During these chats, the interviewer almost always asks the author about his experience of getting his first book published. (Most of these authors explain the process as “unexpectedly easy,” which is rather depressing to a passionate, unpublished author! Does this have anything to do with the fact that these are the books the publisher has chosen to promote? Was publication “easy” because what they wrote “happened” to be just the sort of thing that publisher was looking for and wanting to publish? At any rate, I hope this isn’t a truly “representative sample.”)
When the interviewer asked Derek Sherman this question, he mentioned how Googling “I’ve just written a novel, what next?” brings up a lot of blogs from disgruntled authors complaining about how it’s impossible to get anything published unless you’re already famous. Then he added, “Then you find out they’re all writing novels about dwarves, and dragons …”

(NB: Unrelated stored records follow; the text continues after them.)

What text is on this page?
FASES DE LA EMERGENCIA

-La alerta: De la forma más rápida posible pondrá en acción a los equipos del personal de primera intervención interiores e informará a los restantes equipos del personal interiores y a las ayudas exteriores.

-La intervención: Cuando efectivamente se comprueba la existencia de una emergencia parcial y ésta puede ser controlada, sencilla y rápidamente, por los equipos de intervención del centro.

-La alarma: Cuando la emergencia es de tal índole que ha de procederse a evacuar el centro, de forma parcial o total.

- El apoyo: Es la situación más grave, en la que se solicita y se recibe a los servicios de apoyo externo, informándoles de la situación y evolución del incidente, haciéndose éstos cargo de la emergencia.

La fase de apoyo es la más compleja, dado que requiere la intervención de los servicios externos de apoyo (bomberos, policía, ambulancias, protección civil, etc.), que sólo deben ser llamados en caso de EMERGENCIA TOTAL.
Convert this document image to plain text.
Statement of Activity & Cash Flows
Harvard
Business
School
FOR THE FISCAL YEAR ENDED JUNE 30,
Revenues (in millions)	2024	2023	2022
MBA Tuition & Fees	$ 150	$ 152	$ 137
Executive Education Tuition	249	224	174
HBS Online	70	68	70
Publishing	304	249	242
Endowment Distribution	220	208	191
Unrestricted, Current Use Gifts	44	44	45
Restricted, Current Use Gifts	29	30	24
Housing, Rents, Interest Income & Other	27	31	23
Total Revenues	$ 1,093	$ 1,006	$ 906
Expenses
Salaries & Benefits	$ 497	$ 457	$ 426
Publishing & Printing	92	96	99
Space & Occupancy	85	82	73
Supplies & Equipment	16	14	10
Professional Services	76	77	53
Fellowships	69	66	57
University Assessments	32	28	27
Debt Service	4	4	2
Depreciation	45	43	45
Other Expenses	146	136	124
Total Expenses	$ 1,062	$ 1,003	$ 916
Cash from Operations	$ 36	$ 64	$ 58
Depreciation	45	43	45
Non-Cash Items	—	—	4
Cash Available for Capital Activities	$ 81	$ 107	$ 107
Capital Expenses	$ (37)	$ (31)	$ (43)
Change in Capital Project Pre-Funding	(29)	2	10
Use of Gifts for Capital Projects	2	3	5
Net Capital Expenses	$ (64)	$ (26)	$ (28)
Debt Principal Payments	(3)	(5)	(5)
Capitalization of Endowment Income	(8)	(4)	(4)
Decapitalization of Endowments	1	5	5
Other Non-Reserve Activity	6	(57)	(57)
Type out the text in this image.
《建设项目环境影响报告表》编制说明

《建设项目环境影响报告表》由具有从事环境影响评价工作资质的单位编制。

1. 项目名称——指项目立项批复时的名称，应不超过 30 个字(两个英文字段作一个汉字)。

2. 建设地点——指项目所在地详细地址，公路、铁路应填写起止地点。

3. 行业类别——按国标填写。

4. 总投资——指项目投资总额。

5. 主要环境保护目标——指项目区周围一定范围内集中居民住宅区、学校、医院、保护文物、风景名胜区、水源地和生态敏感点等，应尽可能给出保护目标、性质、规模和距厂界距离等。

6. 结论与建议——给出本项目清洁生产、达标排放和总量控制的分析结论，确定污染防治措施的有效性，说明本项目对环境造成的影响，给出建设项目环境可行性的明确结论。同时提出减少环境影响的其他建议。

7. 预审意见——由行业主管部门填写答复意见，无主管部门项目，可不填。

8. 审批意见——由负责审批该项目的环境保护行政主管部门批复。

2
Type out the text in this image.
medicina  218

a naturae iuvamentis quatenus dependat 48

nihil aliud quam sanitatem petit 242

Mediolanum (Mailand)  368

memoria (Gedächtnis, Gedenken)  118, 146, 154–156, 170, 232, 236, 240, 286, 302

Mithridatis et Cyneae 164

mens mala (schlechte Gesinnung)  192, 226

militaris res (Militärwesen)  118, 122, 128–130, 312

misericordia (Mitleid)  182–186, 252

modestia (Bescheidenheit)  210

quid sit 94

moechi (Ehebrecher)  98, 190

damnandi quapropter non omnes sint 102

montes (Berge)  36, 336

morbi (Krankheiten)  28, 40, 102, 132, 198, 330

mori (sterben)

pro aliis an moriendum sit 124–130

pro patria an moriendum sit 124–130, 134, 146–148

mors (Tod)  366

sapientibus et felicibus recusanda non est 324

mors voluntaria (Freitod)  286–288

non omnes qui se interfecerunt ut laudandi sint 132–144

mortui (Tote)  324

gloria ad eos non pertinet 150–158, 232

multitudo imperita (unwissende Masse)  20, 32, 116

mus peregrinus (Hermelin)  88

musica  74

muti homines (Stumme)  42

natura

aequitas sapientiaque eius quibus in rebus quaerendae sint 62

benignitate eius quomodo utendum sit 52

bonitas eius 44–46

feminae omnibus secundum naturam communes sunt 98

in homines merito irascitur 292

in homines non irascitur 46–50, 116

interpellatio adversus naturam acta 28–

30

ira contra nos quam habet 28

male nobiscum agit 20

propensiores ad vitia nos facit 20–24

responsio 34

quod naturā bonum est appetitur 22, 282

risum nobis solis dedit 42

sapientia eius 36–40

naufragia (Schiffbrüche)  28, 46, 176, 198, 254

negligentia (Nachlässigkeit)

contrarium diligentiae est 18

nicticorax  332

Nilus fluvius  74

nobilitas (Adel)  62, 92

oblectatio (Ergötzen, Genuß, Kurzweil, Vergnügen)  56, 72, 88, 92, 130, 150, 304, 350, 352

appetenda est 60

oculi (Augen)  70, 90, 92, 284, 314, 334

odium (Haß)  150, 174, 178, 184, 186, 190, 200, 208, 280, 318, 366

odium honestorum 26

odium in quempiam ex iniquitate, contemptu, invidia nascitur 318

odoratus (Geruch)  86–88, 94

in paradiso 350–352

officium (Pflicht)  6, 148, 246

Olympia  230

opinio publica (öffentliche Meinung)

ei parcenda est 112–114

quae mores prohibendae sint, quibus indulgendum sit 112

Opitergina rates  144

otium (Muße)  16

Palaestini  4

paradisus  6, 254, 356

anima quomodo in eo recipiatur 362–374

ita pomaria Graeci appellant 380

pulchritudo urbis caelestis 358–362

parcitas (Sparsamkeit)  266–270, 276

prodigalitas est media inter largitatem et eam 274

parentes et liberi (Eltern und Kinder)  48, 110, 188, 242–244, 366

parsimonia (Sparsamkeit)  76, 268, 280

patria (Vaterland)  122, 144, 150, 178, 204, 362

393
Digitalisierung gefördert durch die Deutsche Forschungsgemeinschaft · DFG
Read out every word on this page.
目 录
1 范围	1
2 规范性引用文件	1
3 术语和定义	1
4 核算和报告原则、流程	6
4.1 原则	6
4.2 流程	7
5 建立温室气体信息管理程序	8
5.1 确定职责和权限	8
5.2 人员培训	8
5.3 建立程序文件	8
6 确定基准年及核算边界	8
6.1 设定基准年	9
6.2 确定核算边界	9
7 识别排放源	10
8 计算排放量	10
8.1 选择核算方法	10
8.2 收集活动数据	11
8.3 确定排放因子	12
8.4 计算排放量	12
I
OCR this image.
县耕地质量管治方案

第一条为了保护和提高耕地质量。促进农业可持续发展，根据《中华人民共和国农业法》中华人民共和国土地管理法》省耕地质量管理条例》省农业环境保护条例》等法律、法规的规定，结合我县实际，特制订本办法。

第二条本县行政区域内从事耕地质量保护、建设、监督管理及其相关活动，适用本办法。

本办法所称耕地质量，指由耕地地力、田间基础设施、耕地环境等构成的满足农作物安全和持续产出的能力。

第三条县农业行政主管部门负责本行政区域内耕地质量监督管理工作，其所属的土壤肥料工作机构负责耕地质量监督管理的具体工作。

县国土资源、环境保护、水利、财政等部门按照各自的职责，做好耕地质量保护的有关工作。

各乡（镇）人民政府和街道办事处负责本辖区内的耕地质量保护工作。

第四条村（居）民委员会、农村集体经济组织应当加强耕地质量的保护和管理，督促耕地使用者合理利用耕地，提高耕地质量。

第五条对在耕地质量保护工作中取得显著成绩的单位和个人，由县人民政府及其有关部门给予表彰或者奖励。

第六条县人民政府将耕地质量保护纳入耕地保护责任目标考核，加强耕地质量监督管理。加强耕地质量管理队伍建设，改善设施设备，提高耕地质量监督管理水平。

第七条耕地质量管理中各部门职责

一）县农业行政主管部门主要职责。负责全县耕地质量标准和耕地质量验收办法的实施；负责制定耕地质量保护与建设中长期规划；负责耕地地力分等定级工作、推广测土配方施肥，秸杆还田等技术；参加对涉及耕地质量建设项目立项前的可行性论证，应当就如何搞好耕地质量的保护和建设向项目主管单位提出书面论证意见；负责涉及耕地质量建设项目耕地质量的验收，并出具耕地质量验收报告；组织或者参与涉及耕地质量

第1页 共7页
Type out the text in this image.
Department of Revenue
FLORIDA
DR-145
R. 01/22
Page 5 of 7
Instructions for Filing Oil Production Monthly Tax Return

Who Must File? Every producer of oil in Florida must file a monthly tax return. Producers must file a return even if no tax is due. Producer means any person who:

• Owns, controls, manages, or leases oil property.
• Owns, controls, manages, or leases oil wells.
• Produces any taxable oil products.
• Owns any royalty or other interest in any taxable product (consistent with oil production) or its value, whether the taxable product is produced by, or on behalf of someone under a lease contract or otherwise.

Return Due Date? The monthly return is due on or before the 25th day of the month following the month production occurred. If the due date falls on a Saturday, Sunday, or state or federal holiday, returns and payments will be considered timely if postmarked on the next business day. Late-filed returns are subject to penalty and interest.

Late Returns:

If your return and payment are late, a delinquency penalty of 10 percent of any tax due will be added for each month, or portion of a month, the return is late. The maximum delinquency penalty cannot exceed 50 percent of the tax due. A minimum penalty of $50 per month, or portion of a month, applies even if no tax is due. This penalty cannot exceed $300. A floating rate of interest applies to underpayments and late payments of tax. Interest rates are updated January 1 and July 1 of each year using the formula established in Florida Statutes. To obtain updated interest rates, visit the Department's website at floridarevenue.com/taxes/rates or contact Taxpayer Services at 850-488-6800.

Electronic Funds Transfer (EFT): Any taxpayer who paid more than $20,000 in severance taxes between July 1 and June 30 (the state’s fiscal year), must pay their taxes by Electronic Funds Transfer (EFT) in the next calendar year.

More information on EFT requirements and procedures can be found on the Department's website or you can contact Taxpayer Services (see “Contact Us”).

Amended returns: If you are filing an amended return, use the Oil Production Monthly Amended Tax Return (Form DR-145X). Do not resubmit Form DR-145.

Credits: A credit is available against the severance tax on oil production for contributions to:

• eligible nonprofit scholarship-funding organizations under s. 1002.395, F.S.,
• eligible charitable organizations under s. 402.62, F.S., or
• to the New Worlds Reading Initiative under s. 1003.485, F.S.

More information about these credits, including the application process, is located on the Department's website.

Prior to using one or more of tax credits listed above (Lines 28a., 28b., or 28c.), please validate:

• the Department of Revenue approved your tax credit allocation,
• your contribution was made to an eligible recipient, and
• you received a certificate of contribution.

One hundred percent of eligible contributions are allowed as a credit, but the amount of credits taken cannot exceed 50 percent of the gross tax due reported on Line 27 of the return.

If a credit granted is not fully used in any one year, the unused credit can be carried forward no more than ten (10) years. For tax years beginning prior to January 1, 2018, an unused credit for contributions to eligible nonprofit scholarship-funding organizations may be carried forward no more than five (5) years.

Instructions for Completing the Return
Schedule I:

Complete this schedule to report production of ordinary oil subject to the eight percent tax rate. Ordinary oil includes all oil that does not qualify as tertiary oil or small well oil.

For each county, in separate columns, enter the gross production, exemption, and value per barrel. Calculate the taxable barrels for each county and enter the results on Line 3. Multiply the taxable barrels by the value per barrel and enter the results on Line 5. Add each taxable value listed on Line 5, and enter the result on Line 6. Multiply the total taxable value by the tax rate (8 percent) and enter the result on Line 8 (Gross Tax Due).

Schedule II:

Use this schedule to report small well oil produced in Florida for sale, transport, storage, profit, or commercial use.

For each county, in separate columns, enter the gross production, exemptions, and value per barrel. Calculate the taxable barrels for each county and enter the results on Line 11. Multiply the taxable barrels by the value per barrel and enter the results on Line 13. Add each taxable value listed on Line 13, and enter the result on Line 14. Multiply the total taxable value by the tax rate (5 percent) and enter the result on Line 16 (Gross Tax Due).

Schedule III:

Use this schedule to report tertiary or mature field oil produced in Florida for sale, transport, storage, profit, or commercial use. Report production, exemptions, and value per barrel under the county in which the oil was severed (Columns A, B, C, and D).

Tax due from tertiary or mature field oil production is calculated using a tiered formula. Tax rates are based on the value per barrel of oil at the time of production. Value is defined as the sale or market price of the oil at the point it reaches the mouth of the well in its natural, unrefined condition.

As a writer of fantasy, I wasn’t sure exactly how to take this comment. As he contrasted the “ease” with which he was published against these “disgruntled” authors, was he saying that the reason such authors weren’t getting published is because they’re writing fantasy? Is this a genre that is somehow less worthy of publication, or new talent? My husband suggested the most positive take on this comment, which was that perhaps he was saying that particular field was already so “flooded” that it was hard for new folks to break in. But I don’t think so — despite breakout successes like Harry Potter and classics like Lord of the Rings, I still think that fantasy and sci-fi remains a very niche genre. At least, through my work in libraries over the past several years, I’ve noticed that few library workers read sci-fi/fantasy (among a sub-population who are very big readers), and the sci-fi and fantasy aisles are decidedly smaller than the “mysteries” or “general fiction.”
I’m curious about other potential interpretations of this comment. Is writing about “dwarves and dragons” a justifiable roadblock in and of itself to publication? I don’t think so, and it rankles me that any author would summarily dismiss unpublished authors in another genre, while he basks on his pedestal of publication.
As for me, I’ll keep writing about dwarfs and dragons, and reading about them, too. And I’m going to pass on Race Across the Sky.